The latest war in the Middle East may be remembered as the war that broke the myths that three previous encounters between Israel and her Arab neighbors had built up. One casualty of the October 1973 fighting was the belief in Israeli invincibility which had prevailed since Israel's lightning victory during the Six Day War in June 1967. It was clear when the latest fighting stopped that the Israelis again had scored a major military triumph. Israeli troops occupied a large enclave west of the Suez Canal, leaving the Egyptian Third Army stranded on the east bank. In Syria, Israeli soldiers moved far beyond the 1967 cease-fire lines, advancing to within 20 miles of the capital city of Damascus.

But Israel's failure to win a decisive victory, the success of the initial Egyptian and Syrian strikes into Israeli-occupied positions in the Sinai Peninsula and the Golan Heights, and the high toll of Israeli casualties,laid to rest the assumption that the Israelis were supermen who could not be beaten in battle. Despite their later setbacks, the Arabs proved that they could fight and fight well. “No matter what happens in the desert, there has been a victory that cannot be erased,” Egyptian President Anwar Sadat declared in a speech before his country's National Assembly on Oct. 16. “According to any military standard, the Egyptian armed forces have realized a miracle. The wounded nation has restored its honor; the political map of the Middle East has changed.”

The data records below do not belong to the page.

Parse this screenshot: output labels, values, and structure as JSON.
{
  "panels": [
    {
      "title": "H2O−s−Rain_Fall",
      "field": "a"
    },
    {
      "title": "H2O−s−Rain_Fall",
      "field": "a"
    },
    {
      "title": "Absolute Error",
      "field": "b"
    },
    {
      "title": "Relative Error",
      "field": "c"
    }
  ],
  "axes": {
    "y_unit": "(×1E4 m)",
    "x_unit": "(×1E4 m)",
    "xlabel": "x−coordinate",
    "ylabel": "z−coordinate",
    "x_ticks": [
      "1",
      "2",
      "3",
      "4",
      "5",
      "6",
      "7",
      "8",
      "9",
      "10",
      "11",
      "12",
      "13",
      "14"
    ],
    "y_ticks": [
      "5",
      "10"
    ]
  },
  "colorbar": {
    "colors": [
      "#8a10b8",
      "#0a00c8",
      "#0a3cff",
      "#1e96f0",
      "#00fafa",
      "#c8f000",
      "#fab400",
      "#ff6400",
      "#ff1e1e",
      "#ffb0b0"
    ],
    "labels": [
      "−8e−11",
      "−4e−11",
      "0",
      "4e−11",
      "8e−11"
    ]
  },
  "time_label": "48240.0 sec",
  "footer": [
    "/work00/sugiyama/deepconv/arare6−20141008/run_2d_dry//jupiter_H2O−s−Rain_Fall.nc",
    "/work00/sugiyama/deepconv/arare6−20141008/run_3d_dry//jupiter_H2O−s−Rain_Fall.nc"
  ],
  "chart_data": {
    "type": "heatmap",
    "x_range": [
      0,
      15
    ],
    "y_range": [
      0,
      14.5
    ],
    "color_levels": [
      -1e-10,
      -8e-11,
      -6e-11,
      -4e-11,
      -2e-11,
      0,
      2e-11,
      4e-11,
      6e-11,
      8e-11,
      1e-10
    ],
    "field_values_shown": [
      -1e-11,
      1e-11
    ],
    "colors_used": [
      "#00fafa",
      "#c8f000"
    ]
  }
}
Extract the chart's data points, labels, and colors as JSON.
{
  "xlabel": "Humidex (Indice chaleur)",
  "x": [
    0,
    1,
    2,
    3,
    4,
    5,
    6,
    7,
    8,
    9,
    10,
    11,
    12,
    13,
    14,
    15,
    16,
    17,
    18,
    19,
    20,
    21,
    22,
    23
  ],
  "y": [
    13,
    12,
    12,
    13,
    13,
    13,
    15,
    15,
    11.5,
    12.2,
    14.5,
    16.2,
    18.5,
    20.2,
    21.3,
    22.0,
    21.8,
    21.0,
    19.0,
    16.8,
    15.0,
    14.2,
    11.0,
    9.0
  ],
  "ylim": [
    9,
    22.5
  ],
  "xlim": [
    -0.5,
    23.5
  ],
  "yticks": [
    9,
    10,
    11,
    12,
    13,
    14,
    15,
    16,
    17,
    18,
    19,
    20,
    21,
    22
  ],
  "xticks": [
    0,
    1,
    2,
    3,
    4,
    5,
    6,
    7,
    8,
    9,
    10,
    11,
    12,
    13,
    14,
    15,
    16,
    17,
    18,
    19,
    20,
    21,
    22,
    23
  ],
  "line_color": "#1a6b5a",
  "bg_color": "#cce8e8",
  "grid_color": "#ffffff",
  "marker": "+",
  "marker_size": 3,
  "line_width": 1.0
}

The key to Arab successes on both the military and diplomatic fronts has been an unprecedented display of solidarity, symbolized by the Arab summit conference in Algeria on Nov. 26–28. The man most responsible for the new sense of Arab fraternity is Egyptian President Sadat. Since coming to power in 1970, following the death of Gamal Abdel Nassar, Sadat has been busy mending political fences with his fellow Arabs, such as Syrian President Hafez Assad and Jordan's King Hussein. On Aug. 29, 1973, Sadat signed an accord with Libyan Prime Minister Muammar Kaddafi proclaiming “the birth of a new unified Arab state.”